Oui, Marco Vinco est bien parent avec la basse Ivo Vinco, malicieusement surnommé Monsieur Cossotto par les passionnés entendant ainsi suggérer le fait que sa célèbre épouse Fiorenza Cossotto imposait son mari à qui voulait l’engager elle-même. Cela dit, les dons et talents de l’oncle-basse existaient bien, mais ceux du neveu-baryton-basse provoquent l’étonnement et forcent l’admiration.
On est d’emblée frappé par l’unité de timbre, également sombre, pour ainsi dire, des graves sonores et impressionnants, une grande délicatesse de phrasé et, dans le fait d’aborder les notes, une couleur, une noblesse d’accent rappelant rien moins que Cesare Siepi !
Le programme est dédié pour moitié à des mélodies italiennes de Beethoven : « La Speranza », « L’Amante impaziente » (en deux versions), « In questa tomba oscura »), et de Liszt, les Tre Sonetti di Petrarca. Précisément, tiré de ce recueil, le sonnet « Benedetto sia il giorno » met en lumière à la fois les graves profonds et des aigus tenus impressionnants. Toujours, la chaleur du timbre, l’élégance du phrasé demeurent exemplaires.

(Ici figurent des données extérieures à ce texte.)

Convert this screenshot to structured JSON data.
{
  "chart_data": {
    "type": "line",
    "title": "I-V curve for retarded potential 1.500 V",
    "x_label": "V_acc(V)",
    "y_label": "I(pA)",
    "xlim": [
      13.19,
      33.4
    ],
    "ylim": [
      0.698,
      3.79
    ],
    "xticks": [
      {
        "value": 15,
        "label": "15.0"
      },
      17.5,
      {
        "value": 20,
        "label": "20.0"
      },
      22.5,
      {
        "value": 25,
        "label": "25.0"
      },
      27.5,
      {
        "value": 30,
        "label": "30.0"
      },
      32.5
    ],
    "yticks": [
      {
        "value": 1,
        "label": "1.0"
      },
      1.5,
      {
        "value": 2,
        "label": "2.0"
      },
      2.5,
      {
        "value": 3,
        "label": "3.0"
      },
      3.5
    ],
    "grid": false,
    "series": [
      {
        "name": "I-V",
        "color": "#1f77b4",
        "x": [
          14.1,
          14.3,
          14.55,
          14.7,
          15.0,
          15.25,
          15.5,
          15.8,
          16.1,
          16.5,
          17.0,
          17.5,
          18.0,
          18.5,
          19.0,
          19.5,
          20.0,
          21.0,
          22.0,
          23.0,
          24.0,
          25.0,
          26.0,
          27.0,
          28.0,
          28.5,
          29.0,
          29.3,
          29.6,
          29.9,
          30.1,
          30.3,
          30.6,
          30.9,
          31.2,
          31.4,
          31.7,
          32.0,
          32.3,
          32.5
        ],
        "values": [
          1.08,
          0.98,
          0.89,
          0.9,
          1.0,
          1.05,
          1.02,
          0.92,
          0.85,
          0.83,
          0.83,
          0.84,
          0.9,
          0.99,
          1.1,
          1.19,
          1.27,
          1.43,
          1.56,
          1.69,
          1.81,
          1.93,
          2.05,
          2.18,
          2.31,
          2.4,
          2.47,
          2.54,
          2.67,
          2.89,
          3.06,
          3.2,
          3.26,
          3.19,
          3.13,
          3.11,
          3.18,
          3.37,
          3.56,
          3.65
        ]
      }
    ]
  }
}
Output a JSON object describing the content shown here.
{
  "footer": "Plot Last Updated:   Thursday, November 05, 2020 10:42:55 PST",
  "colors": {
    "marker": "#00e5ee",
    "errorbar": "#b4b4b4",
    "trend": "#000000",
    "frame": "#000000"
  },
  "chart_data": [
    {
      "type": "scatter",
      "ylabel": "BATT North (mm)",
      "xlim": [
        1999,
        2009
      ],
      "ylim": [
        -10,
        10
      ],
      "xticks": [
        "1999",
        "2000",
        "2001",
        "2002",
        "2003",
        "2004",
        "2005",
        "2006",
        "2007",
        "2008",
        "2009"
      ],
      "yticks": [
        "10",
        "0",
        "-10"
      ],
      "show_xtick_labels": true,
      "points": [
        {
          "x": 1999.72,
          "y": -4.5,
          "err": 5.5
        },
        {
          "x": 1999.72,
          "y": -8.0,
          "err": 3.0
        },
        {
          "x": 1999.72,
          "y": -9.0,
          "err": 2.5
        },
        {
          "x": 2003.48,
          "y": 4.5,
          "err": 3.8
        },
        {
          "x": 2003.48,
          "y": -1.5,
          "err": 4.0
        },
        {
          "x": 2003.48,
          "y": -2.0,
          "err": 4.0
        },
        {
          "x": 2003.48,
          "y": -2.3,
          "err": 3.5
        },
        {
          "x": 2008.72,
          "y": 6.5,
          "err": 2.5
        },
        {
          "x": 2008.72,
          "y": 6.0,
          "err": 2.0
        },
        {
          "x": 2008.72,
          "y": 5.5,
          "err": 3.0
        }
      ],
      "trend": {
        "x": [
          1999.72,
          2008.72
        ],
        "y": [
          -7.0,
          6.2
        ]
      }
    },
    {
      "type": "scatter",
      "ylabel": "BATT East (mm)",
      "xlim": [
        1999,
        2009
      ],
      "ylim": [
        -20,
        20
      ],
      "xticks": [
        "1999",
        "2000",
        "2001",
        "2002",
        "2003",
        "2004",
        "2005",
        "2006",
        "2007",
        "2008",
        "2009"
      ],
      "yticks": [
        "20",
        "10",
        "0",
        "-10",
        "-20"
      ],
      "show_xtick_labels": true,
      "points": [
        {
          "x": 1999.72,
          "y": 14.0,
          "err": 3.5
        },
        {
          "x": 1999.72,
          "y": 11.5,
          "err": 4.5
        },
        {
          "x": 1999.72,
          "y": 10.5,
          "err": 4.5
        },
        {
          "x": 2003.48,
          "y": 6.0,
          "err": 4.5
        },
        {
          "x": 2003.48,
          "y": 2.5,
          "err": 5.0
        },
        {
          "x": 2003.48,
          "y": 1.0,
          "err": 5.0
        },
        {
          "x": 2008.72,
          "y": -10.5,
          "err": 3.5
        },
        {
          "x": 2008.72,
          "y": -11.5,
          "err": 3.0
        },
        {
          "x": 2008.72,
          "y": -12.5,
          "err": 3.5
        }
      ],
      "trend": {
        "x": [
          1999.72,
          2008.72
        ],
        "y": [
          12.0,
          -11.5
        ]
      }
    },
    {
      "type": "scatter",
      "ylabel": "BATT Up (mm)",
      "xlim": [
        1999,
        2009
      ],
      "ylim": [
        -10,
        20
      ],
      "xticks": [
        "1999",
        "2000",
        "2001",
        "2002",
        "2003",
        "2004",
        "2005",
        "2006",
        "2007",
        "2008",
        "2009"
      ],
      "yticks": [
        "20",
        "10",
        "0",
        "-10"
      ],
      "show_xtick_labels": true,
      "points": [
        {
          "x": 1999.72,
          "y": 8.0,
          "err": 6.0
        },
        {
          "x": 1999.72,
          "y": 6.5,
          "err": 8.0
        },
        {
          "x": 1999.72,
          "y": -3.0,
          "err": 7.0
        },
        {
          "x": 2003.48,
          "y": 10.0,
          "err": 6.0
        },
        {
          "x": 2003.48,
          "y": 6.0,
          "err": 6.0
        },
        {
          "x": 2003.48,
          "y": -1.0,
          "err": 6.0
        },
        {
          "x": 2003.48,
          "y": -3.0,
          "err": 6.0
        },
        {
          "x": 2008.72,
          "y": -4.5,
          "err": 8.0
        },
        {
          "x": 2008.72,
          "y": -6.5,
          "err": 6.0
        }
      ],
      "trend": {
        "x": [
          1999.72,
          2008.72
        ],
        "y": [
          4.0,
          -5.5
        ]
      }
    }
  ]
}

La « partie française », pour ainsi dire, comporte le recueil de trois chansons Don Quichotte à Dulcinée de Maurice Ravel, les quatre Chansons de Don Quichotte de Jacques Ibert, avec la saisissante « Chanson de la mort » qui clôt la série, et enfin trois mélodies de Fauré : « Tristesse », « Après un rêve », « Toujours ».
Le chant y est toujours splendide — les graves somptueux de la Chanson épique de Ravel — mais si la prononciation est à l’évidence soignée, la diction n’est plus aussi claire… Lorsque l’on comprend par exemple, dans l’attaque de la « Chanson à boire » : « Prêt du bateau… », il fallait entendre : « Foin du bâtard » (!). De même, on entend — avec stupeur sous la plume de Théophile Gautier — : « Ah ! déshabille-toi… », on se précipite alors sur le texte pour vérifier et lire plutôt : « En déshabillé blanc ».
Cela ne gâte pas notre plaisir et ajoute plutôt une note de couleur locale venant notamment s’ajouter à celle, discrètement hispanisante, voulue par Ibert. Il était du reste judicieux de proposer ces mélodies concurremment composées par Ravel et Ibert pour le film de Pabst, qui retint les airs du second.
Tout au long de ce récital, l’art de Marco Vinco trouve une réponse ou un écho dans le sensible accompagnement de Edelmiro Arnaltes, sur son instrument au son clair de pianoforte, donnant plus de légèreté aux mélodies.